Member of the Connecticut House of Representatives from the 45th district
- In office 1975–1981
- Preceded by: Grant B. Apthorp
- Succeeded by: David Anderson

Personal details
- Born: Dorothy Abramchuk May 12, 1929 New York City, U.S.
- Died: October 2, 2018 (aged 89)
- Party: Democratic
- Spouse(s): John Faulise ​ ​(m. 1947; died 1975)​ Earl D. Boone ​(m. 1977)​ Vernon Doucette ​ ​(m. 1994; died 2017)​
- Children: 4

= Dorothy Faulise =

American politician (1929–2018)

Dorothy Faulise Doucette ( Abramchuk; May 12, 1929 – October 2, 2018), also known as Dorothy Faulise-Boone, was an American politician who served in the Connecticut House of Representatives from 1975 to 1981, representing the 45th district as a Democrat.

==Personal life==
Faulise was born in New York City on May 12, 1929, to Mary and Paul Abramchuk.
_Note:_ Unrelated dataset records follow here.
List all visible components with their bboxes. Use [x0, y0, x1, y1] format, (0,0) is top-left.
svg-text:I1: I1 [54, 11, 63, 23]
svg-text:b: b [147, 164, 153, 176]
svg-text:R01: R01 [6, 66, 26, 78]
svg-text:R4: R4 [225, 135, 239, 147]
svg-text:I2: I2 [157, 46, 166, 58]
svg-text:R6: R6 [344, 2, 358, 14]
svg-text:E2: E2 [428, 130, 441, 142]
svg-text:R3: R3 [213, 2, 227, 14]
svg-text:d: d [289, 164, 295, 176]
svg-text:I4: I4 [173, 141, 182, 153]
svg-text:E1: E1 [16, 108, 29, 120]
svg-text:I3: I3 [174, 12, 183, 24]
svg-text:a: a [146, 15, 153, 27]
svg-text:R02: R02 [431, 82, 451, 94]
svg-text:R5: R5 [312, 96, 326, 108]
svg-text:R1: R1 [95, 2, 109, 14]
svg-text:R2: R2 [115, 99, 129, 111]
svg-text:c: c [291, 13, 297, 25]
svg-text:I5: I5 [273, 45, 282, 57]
Both parents were from Galicia, Ukraine. Faulise had two brothers, and the family later moved to Lisbon, Connecticut, where Faulise graduated from the Norwich Free Academy. She married her first husband, John Faulise, on September 27, 1947. They had four children and operated a restaurant in Griswold together. The two were married until John died in 1975. Faulise married her second husband, Earl D. Boone, in 1977. She married her third husband, Vernon Doucette, in 1994, and they were together until Vernon died in 2017.

==Political career==
Faulise was first elected to the Connecticut House of Representatives in 1974, and she served three terms representing the 45th district as a Democrat. She was a resident of Griswold and Norwich during her tenure. She served on Griswold's board of education.

==Death==
Faulise died on October 2, 2018. She was 89.